La photo est-elle alors une arme de l’information ? Au Vietnam, Patrick Chauvel fait en 1968, à 18 ans, ses premiers pas de photographe ; dans ce conflit médiatisé où l’armée américaine laisse une grande liberté aux journalistes, il mesure toute l’importance de photos qui vont forger la mémoire, le récit des événements ; la responsabilité du photographe ne se limite pas au cadrage : « c’est très important d’imprimer les légendes à l’arrière des photos » pour empêcher les « interprétations fantaisistes ». Il évoque ici la célèbre image de la petite fille au napalm ou celle de l’exécution d’un soldat vietnamien en civil, souvent mal comprises car mal légendées dans la presse. Il prend conscience aussi de « la responsabilité [qu’il a] par rapport aux événements qui défilent » et qu’il faut essayer de « décortiquer des deux côtés » ; ses contacts permanents au plus près des combats, avec les soldats américains (« c’est l’Amérique pauvre qui se bat », rappelle-t-il), avec les soldats sud-vietnamiens, mais aussi les prisonniers nord-vietnamiens, lui permettent de prendre la mesure et de rendre compte de la complexité du conflit.

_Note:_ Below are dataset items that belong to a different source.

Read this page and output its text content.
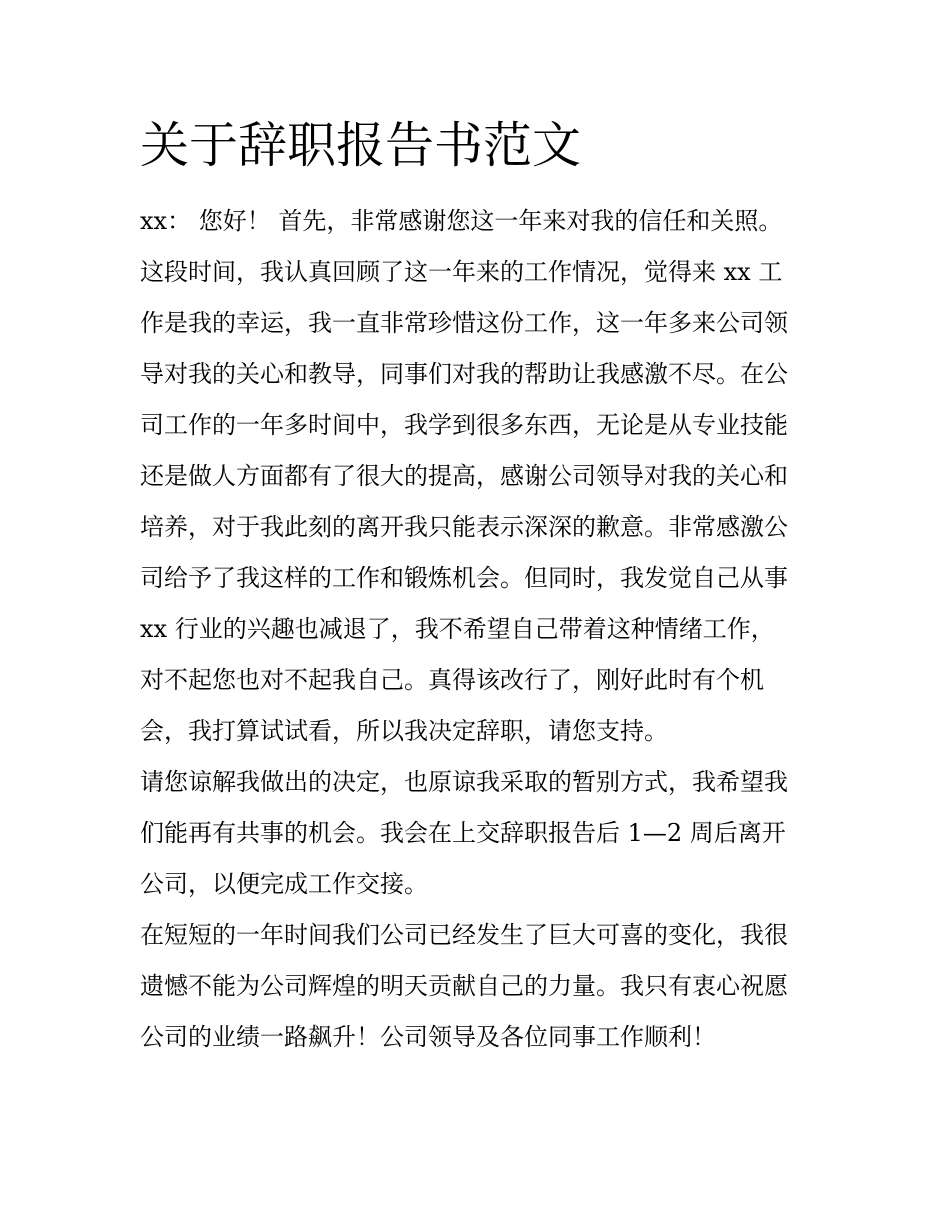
关于辞职报告书范文

xx： 您好！ 首先，非常感谢您这一年来对我的信任和关照。

这段时间，我认真回顾了这一年来的工作情况，觉得来 xx 工

作是我的幸运，我一直非常珍惜这份工作，这一年多来公司领

导对我的关心和教导，同事们对我的帮助让我感激不尽。在公

司工作的一年多时间中，我学到很多东西，无论是从专业技能

还是做人方面都有了很大的提高，感谢公司领导对我的关心和

培养，对于我此刻的离开我只能表示深深的歉意。非常感激公

司给予了我这样的工作和锻炼机会。但同时，我发觉自己从事

xx 行业的兴趣也减退了，我不希望自己带着这种情绪工作，

对不起您也对不起我自己。真得该改行了，刚好此时有个机

会，我打算试试看，所以我决定辞职，请您支持。

请您谅解我做出的决定，也原谅我采取的暂别方式，我希望我

们能再有共事的机会。我会在上交辞职报告后 1—2 周后离开

公司，以便完成工作交接。

在短短的一年时间我们公司已经发生了巨大可喜的变化，我很

遗憾不能为公司辉煌的明天贡献自己的力量。我只有衷心祝愿

公司的业绩一路飙升！公司领导及各位同事工作顺利！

« Embarquer » des journalistes, c’est un tournant dans la communication des armées, mais est-
ce naïveté ou propagande de la part des Américains ? Comme le rappelle alors Jérôme Poirot « la première victime de la guerre, c’est la vérité » (Rudyard Kipling). Loin d’être seulement une naïveté, la liberté d’accès des journalistes à ces théâtres de guerre est aussi un outil de guerre psychologique, de propagande en direction des opinions vietnamienne et occidentale ; « c’est la dernière guerre où il y a eu autant d’accès libre pour des journalistes du monde entier au théâtre de guerre ; après ça a été refermé ».
« Contact et distance » disait Hubert Beuve-Mery à propos du métier de journaliste, mais dans la guerre, quel recul ? Les images prises au cœur des combats en Libye en 2011, rappellent que ce métier s’exerce dans l’urgence, la violence, l’imprévu ; tout en étant toujours « au plus près des gens », combattants et civils, il est nécessaire d’être lucide sur la subjectivité des récits : « c’est très physique, c’est très rapide, on n’a pas tellement le temps de prévoir, on sait qu’on veut trouver cette fameuse vérité et là, la vérité des soldats, la vérité des rebelles, ma vérité, la vérité du type qui tire les missiles, ça va être compliqué » ; d’autant qu’il y a une chaîne de transmission, « le journaliste sur le terrain, le photographe, la rédaction qui fait le tri des photos pour être impartiale ; et après les lecteurs qui achètent ou pas ».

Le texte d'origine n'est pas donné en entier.